CONTAINING LINKS TO 1280 STORIES FROM THE NETWORKS' NIGHTLY NEWSCASTS
     COMMENTS: Federal Reserve Board Borrows as Tennessee Holds Town Hall

The fall's pair of dominant topics on the news agenda continued doing double duty. Campaign '08 was Story of the Day, as most time was devoted to the pregame show for primetime's town hall style debate between John McCain and Barack Obama in Nashville. Tom Brokaw, former anchor of NBC Nightly News will moderate, selecting questions to be posed by members of the audience. None of the newscasts treated the debate as its lead, however, and, unlike the first Presidential debate in Mississippi eleven days earlier, none of the anchors traveled to Tennessee to cover the town hall in person. Charles Gibson of ABC was in Ohio on his Battleground Bus Tour; the other two anchors prepared to watch the debate on television from New York City. It was the financial crisis that kicked off all three newscasts, as the Federal Reserve Board announced it would use government money to try to restart the credit market in commercial paper by making short-term loans to corporations.

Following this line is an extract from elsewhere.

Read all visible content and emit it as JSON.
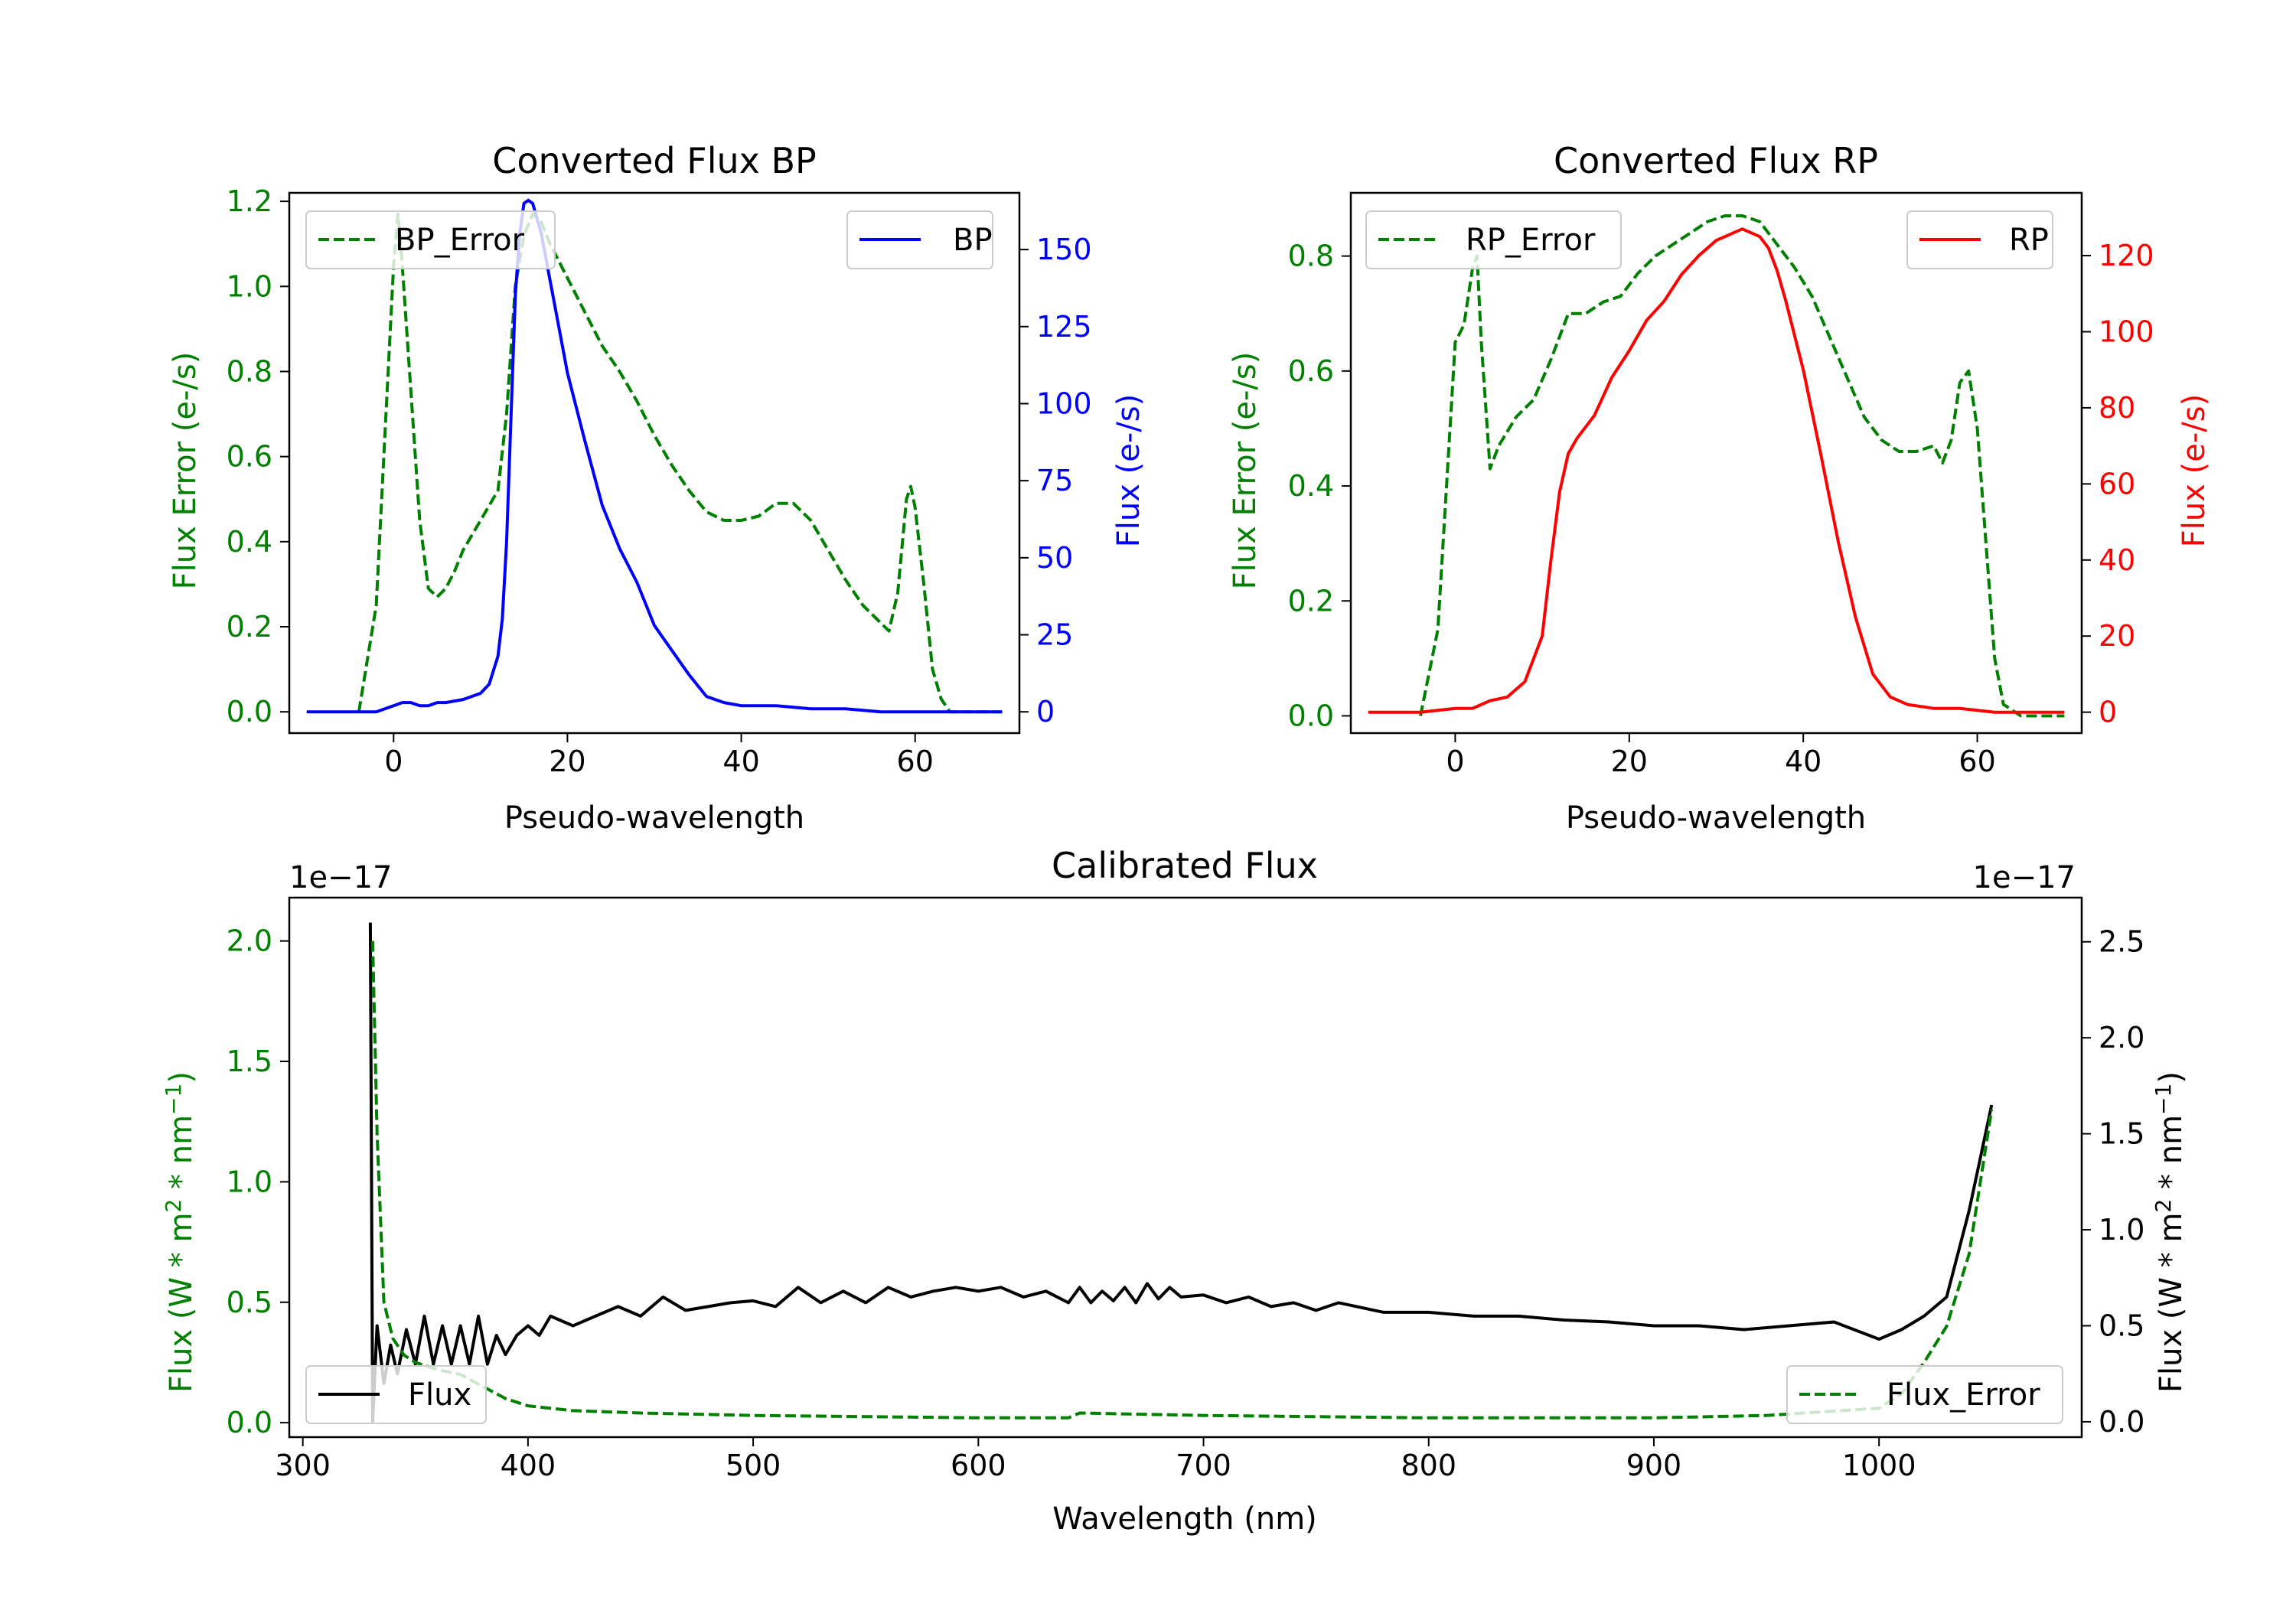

Pick your metaphor. CBS' Anthony Mason imagined winter plumbing seeing the Fed's decision to buy commercial paper as "a blowtorch to thaw the frozen credit markets." NBC's Tom Costello chose disability, calling it "a dramatic step to get the paralyzed credit markets moving again." ABC's Betsy Stark mixed the timber industry with a game of football: it was a "major new offensive to break the logjam in the credit market" yet there "is no playbook for this unprecedented crisis. Policymakers are making it up as they go along."

Yet bad news kept coming anyway. On Wall Street, the bears continued triumphant. The Dow Jones Industrial Average fell 508 points to 9447. The Congressional Budge Office estimate that the face value of retirement accounts has taken a $2tr haircut over the past 15 months. The International Monetary Fund predicted a major global recession. And CNBC's Michelle Caruso-Cabrera reported from Luxembourg for NBC that European financial ministers failed to agree on a coordinated course of action: "What you are seeing is this global interconnected financial system really locking up."